Dans un discours à portée pédagogique et juridique, le président de la CPC, Justin Loundou, a rappelé que les droits, prérogatives et avantages des élus locaux sont strictement encadrés par la loi, en particulier par l’article 102 de la loi n°1/2014 relative à la décentralisation et par le décret n°00455/PR/MID/MEFBP du 23 mai 2006.
Selon ces textes, seuls sont reconnus les émoluments de représentation pour les membres des bureaux, les indemnités de session pour les conseillers, les frais de mission ainsi que les avantages en nature.
«Aucune disposition légale ne prévoit le paiement d’une indemnité de services rendus aux élus locaux à la cessation de leurs fonctions», a-t-il souligné.
Sur cette base, la Chambre provinciale des comptes a émis un avis défavorable à la demande de paiement des indemnités de services rendus formulée par les anciens responsables municipaux de Port-Gentil, qualifiant cette pratique d’irrégulière et dépourvue de tout fondement juridique.

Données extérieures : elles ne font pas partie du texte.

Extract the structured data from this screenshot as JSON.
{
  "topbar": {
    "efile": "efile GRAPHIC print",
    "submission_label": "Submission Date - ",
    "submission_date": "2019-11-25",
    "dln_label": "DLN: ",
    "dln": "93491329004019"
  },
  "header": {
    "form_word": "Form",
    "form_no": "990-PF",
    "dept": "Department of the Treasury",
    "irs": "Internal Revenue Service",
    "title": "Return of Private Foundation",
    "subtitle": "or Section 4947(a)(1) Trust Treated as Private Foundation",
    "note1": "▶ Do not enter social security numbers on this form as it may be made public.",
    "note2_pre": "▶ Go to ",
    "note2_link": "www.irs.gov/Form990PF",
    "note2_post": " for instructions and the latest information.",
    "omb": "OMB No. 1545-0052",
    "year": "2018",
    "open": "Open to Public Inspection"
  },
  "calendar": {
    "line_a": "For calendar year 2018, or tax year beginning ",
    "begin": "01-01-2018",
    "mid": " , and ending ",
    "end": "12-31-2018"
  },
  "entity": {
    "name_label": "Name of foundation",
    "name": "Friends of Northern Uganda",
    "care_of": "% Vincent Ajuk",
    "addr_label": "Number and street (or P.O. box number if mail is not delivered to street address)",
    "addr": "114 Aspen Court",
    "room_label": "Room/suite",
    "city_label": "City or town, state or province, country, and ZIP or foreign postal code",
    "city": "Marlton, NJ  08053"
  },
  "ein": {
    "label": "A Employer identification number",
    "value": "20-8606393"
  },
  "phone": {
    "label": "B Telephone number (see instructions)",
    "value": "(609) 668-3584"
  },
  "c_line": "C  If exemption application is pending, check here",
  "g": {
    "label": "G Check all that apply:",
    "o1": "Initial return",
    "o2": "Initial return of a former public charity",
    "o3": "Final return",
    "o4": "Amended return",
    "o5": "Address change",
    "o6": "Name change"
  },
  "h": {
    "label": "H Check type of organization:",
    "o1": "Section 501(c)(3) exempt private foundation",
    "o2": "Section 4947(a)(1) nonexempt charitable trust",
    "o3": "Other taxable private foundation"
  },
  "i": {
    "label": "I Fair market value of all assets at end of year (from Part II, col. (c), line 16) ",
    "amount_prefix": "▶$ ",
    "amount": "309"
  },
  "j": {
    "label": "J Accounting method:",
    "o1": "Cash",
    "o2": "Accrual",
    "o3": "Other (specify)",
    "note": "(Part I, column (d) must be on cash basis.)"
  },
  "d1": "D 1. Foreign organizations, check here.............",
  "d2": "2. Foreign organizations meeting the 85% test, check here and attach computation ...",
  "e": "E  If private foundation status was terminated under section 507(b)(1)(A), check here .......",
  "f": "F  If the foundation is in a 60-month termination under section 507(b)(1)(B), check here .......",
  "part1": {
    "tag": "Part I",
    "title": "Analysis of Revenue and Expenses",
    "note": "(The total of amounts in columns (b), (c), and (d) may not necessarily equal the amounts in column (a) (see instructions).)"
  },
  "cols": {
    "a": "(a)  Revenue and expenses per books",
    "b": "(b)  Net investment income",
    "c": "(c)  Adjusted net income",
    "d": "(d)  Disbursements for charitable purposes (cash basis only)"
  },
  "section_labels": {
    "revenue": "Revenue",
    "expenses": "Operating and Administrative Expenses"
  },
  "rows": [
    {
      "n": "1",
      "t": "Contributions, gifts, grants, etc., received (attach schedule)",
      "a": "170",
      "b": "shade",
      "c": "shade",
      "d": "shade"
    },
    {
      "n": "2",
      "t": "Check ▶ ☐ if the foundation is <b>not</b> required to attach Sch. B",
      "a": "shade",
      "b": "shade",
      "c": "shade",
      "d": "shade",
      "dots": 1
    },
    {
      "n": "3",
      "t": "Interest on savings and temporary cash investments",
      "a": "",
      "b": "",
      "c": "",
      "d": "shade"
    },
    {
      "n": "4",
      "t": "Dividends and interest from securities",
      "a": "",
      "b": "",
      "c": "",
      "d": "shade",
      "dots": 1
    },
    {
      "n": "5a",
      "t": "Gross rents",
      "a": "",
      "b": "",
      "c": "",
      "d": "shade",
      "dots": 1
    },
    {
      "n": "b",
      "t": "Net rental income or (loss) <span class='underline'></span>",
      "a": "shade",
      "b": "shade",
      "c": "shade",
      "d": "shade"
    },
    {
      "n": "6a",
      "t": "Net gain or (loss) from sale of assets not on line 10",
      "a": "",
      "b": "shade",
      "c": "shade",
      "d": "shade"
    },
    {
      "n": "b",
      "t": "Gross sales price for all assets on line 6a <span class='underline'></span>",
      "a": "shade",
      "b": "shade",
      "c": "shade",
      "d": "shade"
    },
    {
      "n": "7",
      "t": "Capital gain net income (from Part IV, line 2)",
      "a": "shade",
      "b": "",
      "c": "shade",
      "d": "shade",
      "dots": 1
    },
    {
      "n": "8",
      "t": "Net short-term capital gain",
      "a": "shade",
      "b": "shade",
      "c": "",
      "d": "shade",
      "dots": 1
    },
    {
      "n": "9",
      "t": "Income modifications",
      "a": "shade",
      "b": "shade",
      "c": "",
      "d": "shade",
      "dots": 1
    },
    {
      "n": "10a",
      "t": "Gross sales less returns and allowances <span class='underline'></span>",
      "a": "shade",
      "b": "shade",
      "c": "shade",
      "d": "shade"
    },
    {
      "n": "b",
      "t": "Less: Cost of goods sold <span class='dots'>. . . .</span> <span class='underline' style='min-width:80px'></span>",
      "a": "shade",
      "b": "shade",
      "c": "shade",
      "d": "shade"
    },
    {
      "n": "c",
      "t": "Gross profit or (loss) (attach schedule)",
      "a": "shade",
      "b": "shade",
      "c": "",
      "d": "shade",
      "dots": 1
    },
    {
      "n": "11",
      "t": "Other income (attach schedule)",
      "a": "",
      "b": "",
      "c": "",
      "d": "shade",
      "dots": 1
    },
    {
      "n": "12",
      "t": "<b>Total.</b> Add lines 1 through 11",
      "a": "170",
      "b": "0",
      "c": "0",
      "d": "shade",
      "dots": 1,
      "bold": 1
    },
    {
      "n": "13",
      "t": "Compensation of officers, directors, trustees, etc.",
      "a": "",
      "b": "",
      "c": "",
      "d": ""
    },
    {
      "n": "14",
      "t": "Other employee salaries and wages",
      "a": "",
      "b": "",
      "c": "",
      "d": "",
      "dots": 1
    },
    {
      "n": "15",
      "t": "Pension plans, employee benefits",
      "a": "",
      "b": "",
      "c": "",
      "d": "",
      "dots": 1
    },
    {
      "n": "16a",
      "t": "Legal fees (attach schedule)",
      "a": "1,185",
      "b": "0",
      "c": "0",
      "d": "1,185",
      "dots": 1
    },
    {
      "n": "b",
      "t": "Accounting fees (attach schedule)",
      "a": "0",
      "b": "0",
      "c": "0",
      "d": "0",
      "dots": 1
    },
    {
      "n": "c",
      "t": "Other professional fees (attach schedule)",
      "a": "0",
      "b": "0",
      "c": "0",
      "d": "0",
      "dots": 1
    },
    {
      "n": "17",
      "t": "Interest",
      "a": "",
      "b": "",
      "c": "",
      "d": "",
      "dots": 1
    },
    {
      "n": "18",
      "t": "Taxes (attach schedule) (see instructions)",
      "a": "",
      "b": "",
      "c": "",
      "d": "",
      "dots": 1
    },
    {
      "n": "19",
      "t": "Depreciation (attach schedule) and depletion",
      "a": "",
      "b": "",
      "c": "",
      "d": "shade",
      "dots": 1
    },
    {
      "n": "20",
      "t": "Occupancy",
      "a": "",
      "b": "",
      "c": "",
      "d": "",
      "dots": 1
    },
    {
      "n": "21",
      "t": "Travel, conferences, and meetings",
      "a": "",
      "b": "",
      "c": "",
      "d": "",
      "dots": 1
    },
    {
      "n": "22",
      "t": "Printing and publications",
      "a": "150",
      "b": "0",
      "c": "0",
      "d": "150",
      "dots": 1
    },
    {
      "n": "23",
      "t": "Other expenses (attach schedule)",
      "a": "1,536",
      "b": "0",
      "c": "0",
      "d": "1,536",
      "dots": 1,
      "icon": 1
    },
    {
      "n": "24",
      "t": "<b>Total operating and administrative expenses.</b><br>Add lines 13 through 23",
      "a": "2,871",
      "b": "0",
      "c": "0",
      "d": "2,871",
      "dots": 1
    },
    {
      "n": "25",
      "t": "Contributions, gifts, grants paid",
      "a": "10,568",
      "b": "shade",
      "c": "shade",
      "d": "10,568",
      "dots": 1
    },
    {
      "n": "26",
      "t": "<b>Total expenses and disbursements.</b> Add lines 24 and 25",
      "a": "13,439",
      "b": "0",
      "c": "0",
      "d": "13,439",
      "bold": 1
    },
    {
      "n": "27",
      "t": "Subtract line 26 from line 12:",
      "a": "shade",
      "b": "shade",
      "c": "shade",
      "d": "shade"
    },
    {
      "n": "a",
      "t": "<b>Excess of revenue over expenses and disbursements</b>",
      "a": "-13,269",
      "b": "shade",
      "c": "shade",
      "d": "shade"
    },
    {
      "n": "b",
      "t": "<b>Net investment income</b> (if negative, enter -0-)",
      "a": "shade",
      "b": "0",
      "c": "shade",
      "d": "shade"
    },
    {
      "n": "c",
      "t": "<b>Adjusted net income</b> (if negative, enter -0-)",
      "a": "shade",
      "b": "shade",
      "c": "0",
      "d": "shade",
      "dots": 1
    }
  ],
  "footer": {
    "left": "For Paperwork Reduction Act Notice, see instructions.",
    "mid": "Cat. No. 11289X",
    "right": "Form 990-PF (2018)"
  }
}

Le président de la CPC a également précisé que l’approbation d’une telle indemnité ne relevait ni de la compétence du gouverneur ni de celle d’une autre autorité administrative locale, mais exclusivement du Conseil des ministres.
Ce rappel s’inscrit dans la volonté de mettre fin aux dérives constatées dans la gestion des finances locales et de renforcer la responsabilité des gestionnaires publics, dans un contexte de refondation institutionnelle et de consolidation du processus de décentralisation.